You can tell search engines which pages to crawl by writing a robots.txt file. You can also prevent search engines from crawling and indexing specific pages, folders, your entire site, or your webflow.io subdomain. This is useful for hiding pages like your site’s 404 page from being indexed and listed in search results.
Important: Content from your site may still be indexed, even if it hasn’t been crawled. That happens when a search engine knows about your content either because it was published previously, or there’s a link to that content from other content online. To ensure that a previously indexed page is not indexed, don’t add it in the robots.txt. Instead, use the noindex meta code to remove that content from Google’s index.
In this lesson:
- How to disable indexing of the Webflow subdomain
- How to generate a robots.txt file
- Best practices for privacy
- FAQ and troubleshooting tips
How to disable indexing of the Webflow subdomain
You can prevent Google and other search engines from indexing your site’s webflow.io subdomain by disabling indexing from your Site settings.
- Go to Site settings > SEO tab > Indexing section
- Set Disable Webflow subdomain indexing to “Yes”
- Click Save changes and publish your site
This will publish a unique robots.txt only on the subdomain, telling search engines to ignore this domain.
Note: You’ll need a Site plan or paid Workspace to disable search engine indexing of the Webflow subdomain. Learn more about Site and Workspace plans.
How to generate a robots.txt file
The robots.txt is usually used to list the URLs on a site that you don't want search engines to crawl. You can also include the sitemap of your site in your robots.txt file to tell search engine crawlers which content they should crawl.
Just like a sitemap, the robots.txt file lives in the top-level directory of your domain. Webflow will generate the /robots.txt file for your site once you create it in your Site settings.
To create a robots.txt file:
- Go to Site settings > SEO tab > Indexing section
- Add the robots.txt rule(s) you want
- Click Save changes and publish your site
Important: Content from your site may still be indexed, even if it hasn’t been crawled.
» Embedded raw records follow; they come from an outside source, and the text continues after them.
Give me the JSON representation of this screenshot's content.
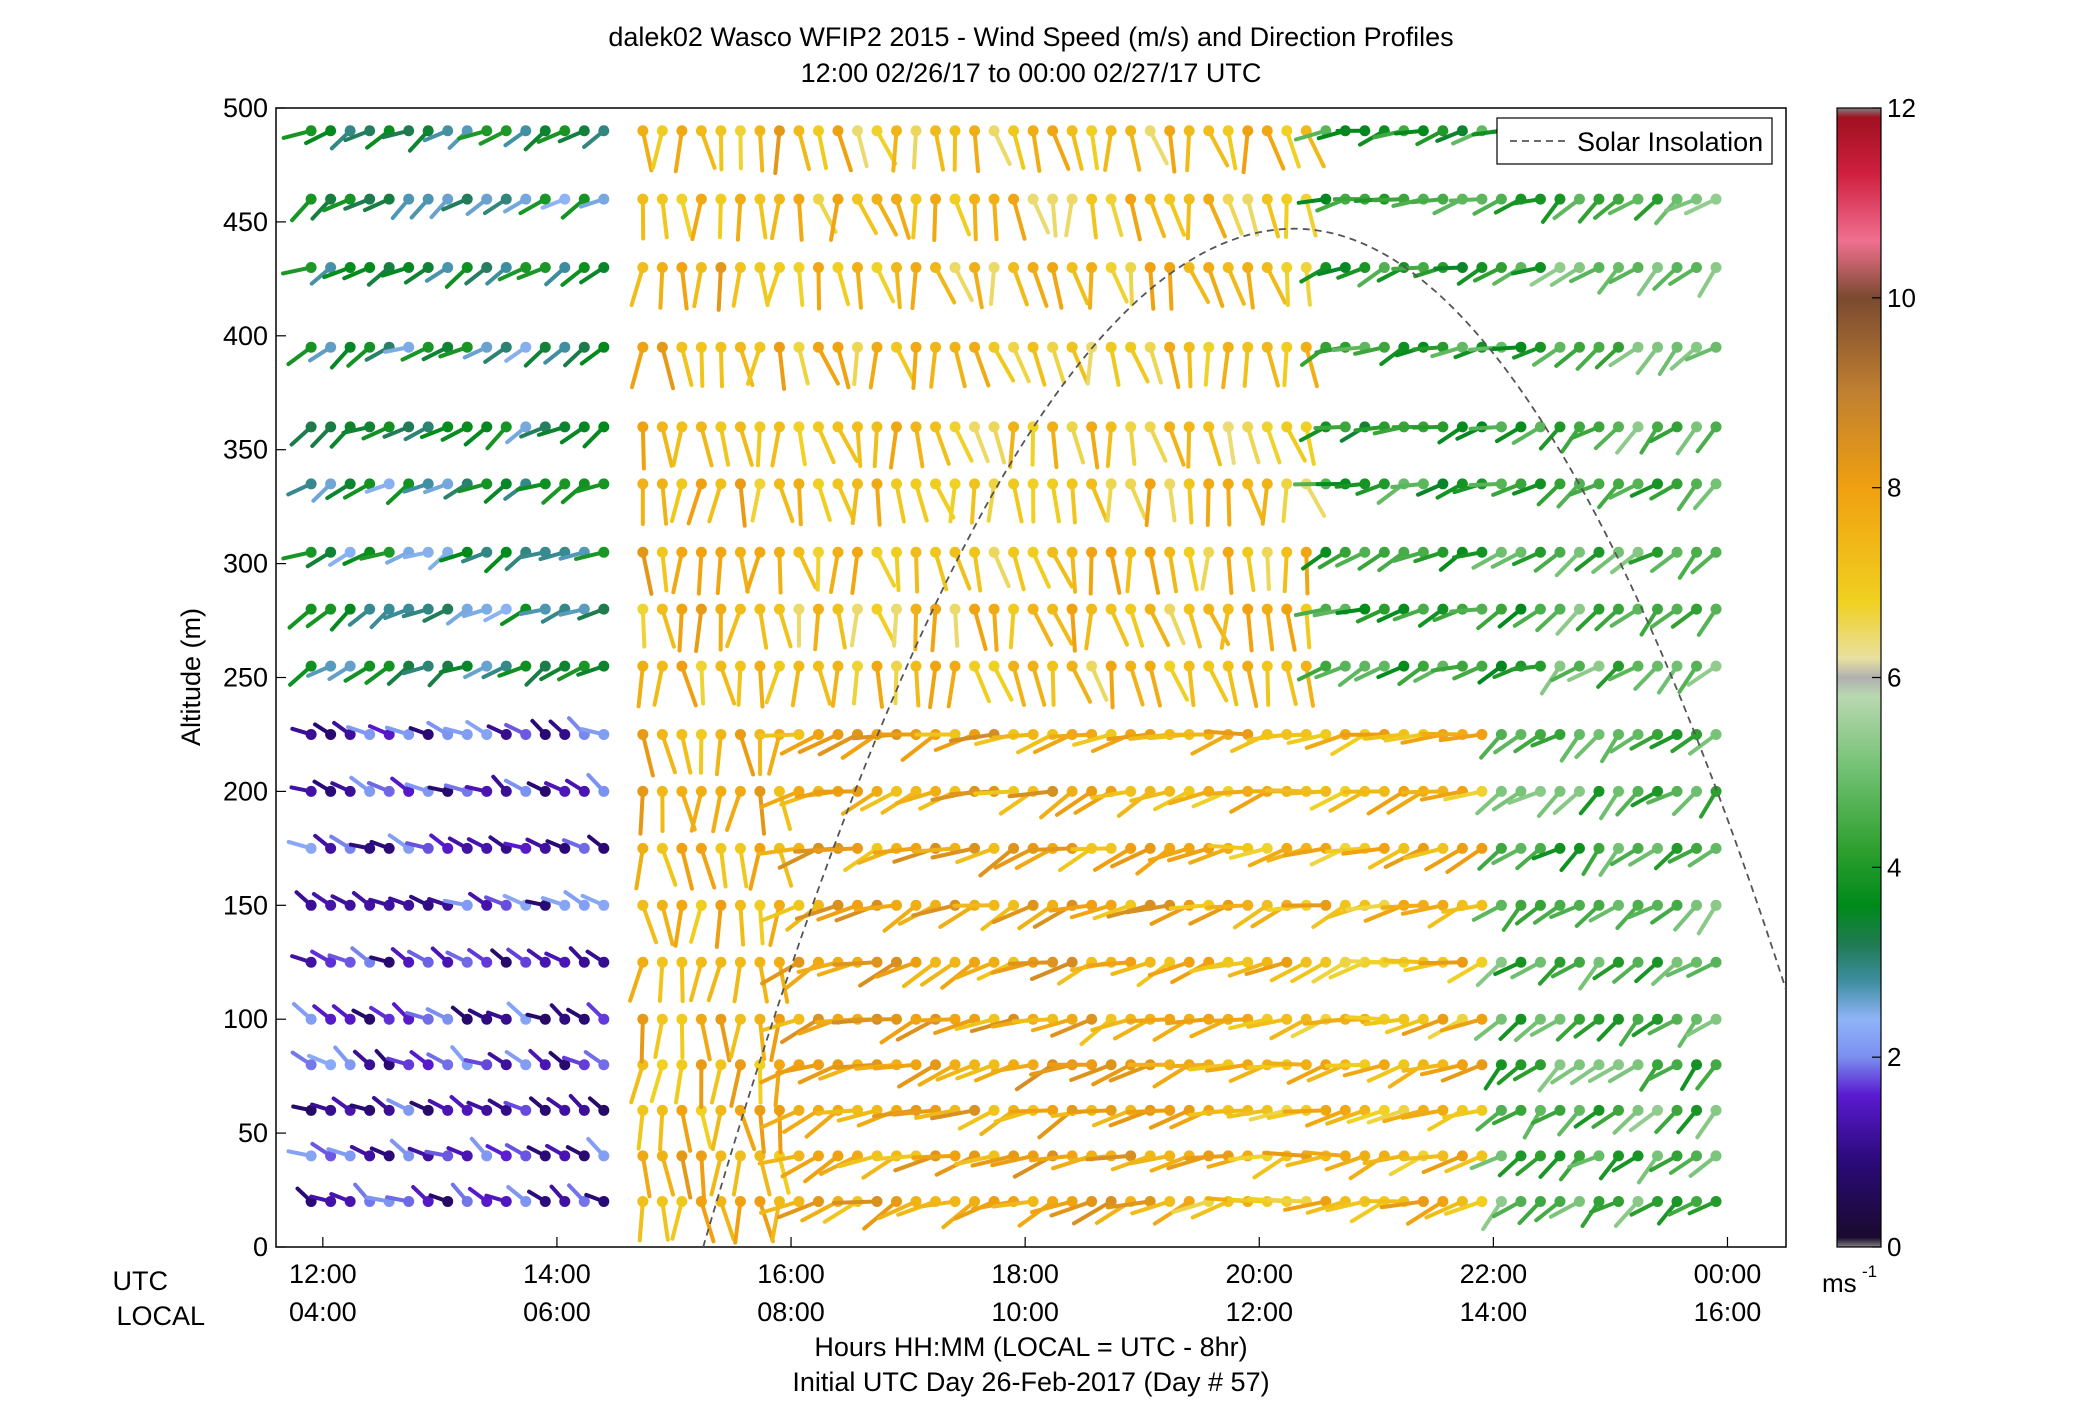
{
  "chart_data": {
    "type": "wind_barb_profile",
    "title": "dalek02 Wasco WFIP2 2015 - Wind Speed (m/s) and Direction Profiles",
    "subtitle": "12:00 02/26/17 to 00:00 02/27/17  UTC",
    "xlabel": "Hours HH:MM  (LOCAL = UTC - 8hr)",
    "xlabel2": "Initial UTC Day 26-Feb-2017 (Day # 57)",
    "ylabel": "Altitude (m)",
    "utc_row_label": "UTC",
    "local_row_label": "LOCAL",
    "xlim_hours_utc": [
      11.6,
      24.5
    ],
    "ylim": [
      0,
      500
    ],
    "yticks": [
      0,
      50,
      100,
      150,
      200,
      250,
      300,
      350,
      400,
      450,
      500
    ],
    "ytick_labels": [
      "0",
      "50",
      "100",
      "150",
      "200",
      "250",
      "300",
      "350",
      "400",
      "450",
      "500"
    ],
    "xticks_hours_utc": [
      12,
      14,
      16,
      18,
      20,
      22,
      24
    ],
    "xtick_labels_utc": [
      "12:00",
      "14:00",
      "16:00",
      "18:00",
      "20:00",
      "22:00",
      "00:00"
    ],
    "xtick_labels_local": [
      "04:00",
      "06:00",
      "08:00",
      "10:00",
      "12:00",
      "14:00",
      "16:00"
    ],
    "legend": {
      "label": "Solar Insolation",
      "placement": "top-right"
    },
    "solar_insolation": {
      "style": "dashed",
      "color": "#555555",
      "start_hour_utc": 15.25,
      "peak_hour_utc": 20.3,
      "peak_altitude": 447,
      "end_hour_utc": 24.5,
      "end_altitude": 113
    },
    "colorbar": {
      "label": "ms",
      "label_exponent": "-1",
      "ticks": [
        "0",
        "2",
        "4",
        "6",
        "8",
        "10",
        "12"
      ],
      "range": [
        0,
        12
      ],
      "stops": [
        {
          "v": 0.0,
          "c": "#808080"
        },
        {
          "v": 0.1,
          "c": "#1a0a2e"
        },
        {
          "v": 0.9,
          "c": "#2a0a78"
        },
        {
          "v": 1.6,
          "c": "#5a1ad0"
        },
        {
          "v": 2.0,
          "c": "#7a8ef0"
        },
        {
          "v": 2.4,
          "c": "#8fb4f8"
        },
        {
          "v": 2.8,
          "c": "#3e8ea0"
        },
        {
          "v": 3.2,
          "c": "#1f7a50"
        },
        {
          "v": 3.6,
          "c": "#008a1a"
        },
        {
          "v": 4.2,
          "c": "#2fa030"
        },
        {
          "v": 5.0,
          "c": "#6fc070"
        },
        {
          "v": 5.8,
          "c": "#b8d8b0"
        },
        {
          "v": 6.0,
          "c": "#b0b0b0"
        },
        {
          "v": 6.2,
          "c": "#e8e0a0"
        },
        {
          "v": 6.8,
          "c": "#f0d020"
        },
        {
          "v": 8.0,
          "c": "#f0a010"
        },
        {
          "v": 9.0,
          "c": "#c08030"
        },
        {
          "v": 10.0,
          "c": "#7a4a30"
        },
        {
          "v": 10.6,
          "c": "#f07090"
        },
        {
          "v": 11.3,
          "c": "#d02040"
        },
        {
          "v": 11.9,
          "c": "#a01020"
        },
        {
          "v": 12.0,
          "c": "#808080"
        }
      ]
    },
    "grid": false,
    "series_note": "Wind barbs: color = speed (m/s), line direction = wind direction",
    "wind_altitudes_m": [
      20,
      40,
      60,
      80,
      100,
      125,
      150,
      175,
      200,
      225,
      255,
      280,
      305,
      335,
      360,
      395,
      430,
      460,
      490
    ],
    "wind_times_hours_utc_step": 0.1667,
    "wind_regimes": [
      {
        "from_hour": 11.9,
        "to_hour": 14.5,
        "below_alt": 230,
        "speed_ms": 1.5,
        "direction_deg": 300
      },
      {
        "from_hour": 11.9,
        "to_hour": 14.5,
        "above_alt": 230,
        "speed_ms": 3.2,
        "direction_deg": 240
      },
      {
        "from_hour": 14.7,
        "to_hour": 16.0,
        "speed_ms": 7.5,
        "direction_deg": 180
      },
      {
        "from_hour": 16.0,
        "to_hour": 19.5,
        "below_alt": 250,
        "speed_ms": 7.8,
        "direction_deg": 250
      },
      {
        "from_hour": 16.0,
        "to_hour": 20.5,
        "above_alt": 250,
        "speed_ms": 7.2,
        "direction_deg": 170
      },
      {
        "from_hour": 19.5,
        "to_hour": 22.0,
        "below_alt": 250,
        "speed_ms": 7.4,
        "direction_deg": 255
      },
      {
        "from_hour": 20.5,
        "to_hour": 22.5,
        "above_alt": 250,
        "speed_ms": 4.2,
        "direction_deg": 250
      },
      {
        "from_hour": 22.0,
        "to_hour": 24.0,
        "speed_ms": 4.6,
        "direction_deg": 230
      }
    ]
  }
}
That happens when a search engine knows about your content either because it was published previously, or there’s a link to that content from other content online. To ensure that a previously indexed page is not indexed, don’t add it in the robots.txt. Instead, use the noindex meta code to remove that content from Google’s index.
Robots.txt rules
You can use any of these rules to populate the robots.txt file.
- User-agent: * means this section applies to all robots.
- Disallow: tells the robot to not visit the site, page, or folder.
To hide your entire site
User-agent: *
Disallow: /
To hide individual pages
User-agent: *
Disallow: /page-name
To hide an entire folder of pages
User-agent: *
Disallow: /folder-name/
To include a sitemap
Sitemap: https://your-site.com/sitemap.xml
Helpful resources
Check out more useful robots.txt rules.
Note: Anyone can access your site’s robots.txt file, so they may be able to identify and access your private content.
Best practices for privacy
If you’d like to prevent the discovery of a particular page or URL on your site, don’t use the robots.txt to disallow the URL from being crawled. Instead, use either of the following options:
- Use the noindex meta code to disallow search engines from indexing your content and remove content from search engines’ index.
- Save pages with sensitive content as draft and don’t publish them. Password protect pages that you need to publish.
FAQ and troubleshooting tips
Can I use a robots.txt file to prevent my Webflow site assets from being indexed?
It’s not possible to use a robots.txt file to prevent Webflow site assets from being indexed because a robots.txt file must live on the same domain as the content it applies to (in this case, where the assets are served). Webflow serves assets from our global CDN, rather than from the custom domain where the robots.txt file lives.
I removed the robots.txt file from my Site settings, but it still shows up on my published site. How can I fix this?
Once the robots.txt has been made, it can’t be completely removed. However, you can replace it with new rules to allow the site to be crawled, e.g.:
User-agent: *
Disallow:
Make sure to save your changes and republish your site. If the issue persists and you still see the old robots.txt rules on your published site, please contact customer support.